Digitisation: paperless and networked in all respects
In many companies, delivery vouchers in paper form and manual processes between logistics and hauliers are the order of the day. However, the digital supply chain has long been considered the model of the future.
Digitisation of operational processes is becoming increasingly important in today’s world. “In the future, the logistics industry will be particularly concerned with digitally networking the supply chain sequence in order to keep abreast of developments and optimise processes. This integration makes logistics processes more efficient and saves resources such as paper”, explains Alexander Heine, the Managing Director of the CM Logistik group.
He sees a major need to catch up here among logistics companies. According to the results of a representative survey by the Federal Logistics Association, 87 per cent of 300 companies surveyed believe that digital networking of processes in the sector should be given high priority in the industry and brings many opportunities. However, half of those surveyed stated that they did not currently have any digital line of activity.
This discrepancy between the will of the entrepreneurs and the actual market situation illustrates the huge challenges faced by businesses in this area. “One of the biggest tasks involves choosing the right supply chain management software. This should map all company processes and also be capable of connecting to the existing systems of the hauliers as well as those of cooperating trading companies”, Heine comments. The technical requirements create the basis for mapping an overall supply chain. “Digital end devices such as suitable smartphones or tablets for hauliers replace for example hard-copy transport requests and thus ensure a major saving for the company. Initiation of the employees in the new working method through training programmes is recommended here in order to guarantee a smooth process”, Heine adds.
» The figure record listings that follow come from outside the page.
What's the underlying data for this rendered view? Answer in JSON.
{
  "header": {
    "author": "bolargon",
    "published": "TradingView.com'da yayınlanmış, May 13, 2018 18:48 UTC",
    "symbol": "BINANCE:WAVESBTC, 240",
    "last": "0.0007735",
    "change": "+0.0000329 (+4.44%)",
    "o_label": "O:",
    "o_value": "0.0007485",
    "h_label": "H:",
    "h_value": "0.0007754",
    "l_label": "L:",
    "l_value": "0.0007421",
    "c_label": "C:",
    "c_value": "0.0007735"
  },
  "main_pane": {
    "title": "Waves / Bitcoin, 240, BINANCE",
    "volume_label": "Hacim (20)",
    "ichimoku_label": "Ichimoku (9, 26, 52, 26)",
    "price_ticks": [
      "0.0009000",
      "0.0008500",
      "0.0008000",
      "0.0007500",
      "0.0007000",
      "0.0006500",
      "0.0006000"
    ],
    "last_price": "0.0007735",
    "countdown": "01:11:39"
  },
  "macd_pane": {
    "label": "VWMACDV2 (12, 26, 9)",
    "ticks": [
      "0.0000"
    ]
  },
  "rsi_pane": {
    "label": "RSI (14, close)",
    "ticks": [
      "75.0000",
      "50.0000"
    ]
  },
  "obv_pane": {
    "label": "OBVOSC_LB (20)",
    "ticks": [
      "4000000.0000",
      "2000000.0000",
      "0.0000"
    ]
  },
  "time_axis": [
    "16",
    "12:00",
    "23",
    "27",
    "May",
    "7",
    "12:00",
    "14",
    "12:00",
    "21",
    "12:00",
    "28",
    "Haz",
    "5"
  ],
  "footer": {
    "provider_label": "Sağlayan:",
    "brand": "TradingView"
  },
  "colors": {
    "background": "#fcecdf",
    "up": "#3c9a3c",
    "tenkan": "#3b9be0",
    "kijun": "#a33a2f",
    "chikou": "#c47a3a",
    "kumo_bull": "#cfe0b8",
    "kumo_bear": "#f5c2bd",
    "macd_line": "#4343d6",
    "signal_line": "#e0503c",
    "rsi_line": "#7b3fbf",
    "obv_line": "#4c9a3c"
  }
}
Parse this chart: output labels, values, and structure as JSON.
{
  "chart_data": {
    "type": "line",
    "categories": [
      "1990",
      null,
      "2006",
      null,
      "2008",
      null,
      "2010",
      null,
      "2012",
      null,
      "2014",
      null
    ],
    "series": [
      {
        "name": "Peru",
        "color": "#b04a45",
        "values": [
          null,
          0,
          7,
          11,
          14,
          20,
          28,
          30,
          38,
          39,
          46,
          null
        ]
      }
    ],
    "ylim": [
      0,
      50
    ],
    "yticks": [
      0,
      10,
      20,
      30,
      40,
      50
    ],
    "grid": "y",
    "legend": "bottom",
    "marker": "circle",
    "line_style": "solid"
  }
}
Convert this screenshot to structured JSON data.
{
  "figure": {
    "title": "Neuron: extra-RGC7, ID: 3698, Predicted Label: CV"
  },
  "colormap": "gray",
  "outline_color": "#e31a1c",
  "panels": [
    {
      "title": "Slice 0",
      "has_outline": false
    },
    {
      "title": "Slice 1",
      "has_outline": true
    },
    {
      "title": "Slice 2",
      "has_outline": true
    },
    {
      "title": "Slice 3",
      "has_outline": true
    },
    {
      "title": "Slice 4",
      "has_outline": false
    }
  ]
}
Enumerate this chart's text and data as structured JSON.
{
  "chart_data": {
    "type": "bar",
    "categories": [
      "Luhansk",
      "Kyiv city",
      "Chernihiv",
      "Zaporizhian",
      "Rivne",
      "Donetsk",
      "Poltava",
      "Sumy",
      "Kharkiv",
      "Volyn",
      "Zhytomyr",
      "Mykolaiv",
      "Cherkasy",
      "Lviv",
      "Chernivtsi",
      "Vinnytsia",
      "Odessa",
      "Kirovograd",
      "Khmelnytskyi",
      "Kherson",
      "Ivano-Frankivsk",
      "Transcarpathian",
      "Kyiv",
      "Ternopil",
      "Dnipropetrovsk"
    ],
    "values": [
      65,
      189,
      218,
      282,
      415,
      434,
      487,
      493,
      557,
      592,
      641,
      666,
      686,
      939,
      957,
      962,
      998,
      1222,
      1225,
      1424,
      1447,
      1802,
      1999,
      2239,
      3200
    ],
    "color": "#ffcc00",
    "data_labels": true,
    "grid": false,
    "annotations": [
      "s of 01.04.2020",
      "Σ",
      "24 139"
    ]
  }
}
The future means digital driving Companies seeking to fully automate their logistics in the future will first need to make some investments. These pay off in the long term however through increased savings. For example, there is a major cost-cutting potential for logistics companies for example per paper waybill. “Digital networking offers long-term financial benefits for entrepreneurs while protecting existing stocks, including the environment. This is because paperless processes and smart stocktaking, which make for fewer surpluses in production, benefit sustainability”, Heine explains.
Introduction of uniform software for all company processes also minimises errors in the delivery process. IT systems accompany the entire supply chain, archive all operational processes and record warehouse stocks. This makes delivery processes more efficient by making it easier to move and record resources, goods and inventory. “The real-time cooperation between man and machine throughout the entire supply chain process results in a transparent working method that enables a faster transport process. This makes it easier to process an increased order backlog, resulting in enhanced customer satisfaction”, the expert explains, adding: “However, this requires a far-reaching digital strategy that ties in with the organisational structure of the company involved. An overall approach of this kind opens up the start of a digital future for businesses in the sector”.